The challenge is finding a way to bring everyone together and make sure they’re all on the same page.

Industry wants good metrics
The index is also working through tough questions around pesticides and plant breeding. In both areas, numbers can easily be misused or taken out of context.
It’s not just about putting data out there, said Brittany Lacasse of CropLife Canada.
“The important part is that we’re being thoughtful, and we have really good data to tell this really important story.”
Lacasse said the Index’s collaborative approach matters.

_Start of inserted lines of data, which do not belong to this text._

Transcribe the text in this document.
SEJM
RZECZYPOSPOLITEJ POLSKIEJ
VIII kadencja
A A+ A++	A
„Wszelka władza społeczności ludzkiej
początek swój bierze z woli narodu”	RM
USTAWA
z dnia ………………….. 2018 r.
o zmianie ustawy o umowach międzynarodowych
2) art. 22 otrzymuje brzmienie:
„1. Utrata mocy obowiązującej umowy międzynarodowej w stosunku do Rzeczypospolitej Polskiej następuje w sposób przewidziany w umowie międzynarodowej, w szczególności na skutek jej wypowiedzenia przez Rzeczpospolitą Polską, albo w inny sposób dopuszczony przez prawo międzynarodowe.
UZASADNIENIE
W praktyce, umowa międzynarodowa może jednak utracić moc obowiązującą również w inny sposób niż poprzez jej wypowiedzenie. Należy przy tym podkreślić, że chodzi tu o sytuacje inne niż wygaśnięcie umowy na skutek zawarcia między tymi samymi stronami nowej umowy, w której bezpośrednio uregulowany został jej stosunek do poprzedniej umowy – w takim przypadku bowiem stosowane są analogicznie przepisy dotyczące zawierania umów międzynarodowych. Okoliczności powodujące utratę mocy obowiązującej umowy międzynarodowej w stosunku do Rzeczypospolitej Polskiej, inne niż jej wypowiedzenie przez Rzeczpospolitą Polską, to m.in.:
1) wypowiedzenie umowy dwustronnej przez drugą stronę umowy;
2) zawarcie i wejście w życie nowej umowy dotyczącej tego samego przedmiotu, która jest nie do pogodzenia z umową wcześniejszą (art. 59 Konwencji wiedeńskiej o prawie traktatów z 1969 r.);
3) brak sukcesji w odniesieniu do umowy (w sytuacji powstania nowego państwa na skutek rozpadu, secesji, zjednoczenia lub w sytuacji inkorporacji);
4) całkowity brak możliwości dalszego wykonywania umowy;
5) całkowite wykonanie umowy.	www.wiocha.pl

Groups that rarely talk to each other are now sharing the same table.
Labour a part of sustainability
Labour shortages continue to weigh on food processors across the country, and Kevin Elder, a project manager of Food Processing Skills Canada, said data matters there as well.
“I think the labour force is critical to the discussion on sustainability. They’re the people that are going to carry out the work,” Elder said.
But just like environmental data, labour numbers get thin once you zoom in on specific regions or sectors.
“We just don’t have the numbers,” he added.
Younger workers increasingly want to be part of companies that take sustainability seriously, he said, something better data could help highlight.
What success looks like
For Richardson, the end goal is simple: Canada should be able to show real, measurable progress, not just talk about it.
In 10 years, she hopes the sector can look back and see clear improvements, and have the numbers to back them up. Until then, she says the priority is getting the data right.
Fiscal pressure can be a catalyst for clarity, Richardson added.
“It challenges us to be strategic about what matters most, to invest in the right data at the right time for the right purpose. And that’s what we’re trying to do with the National Index.”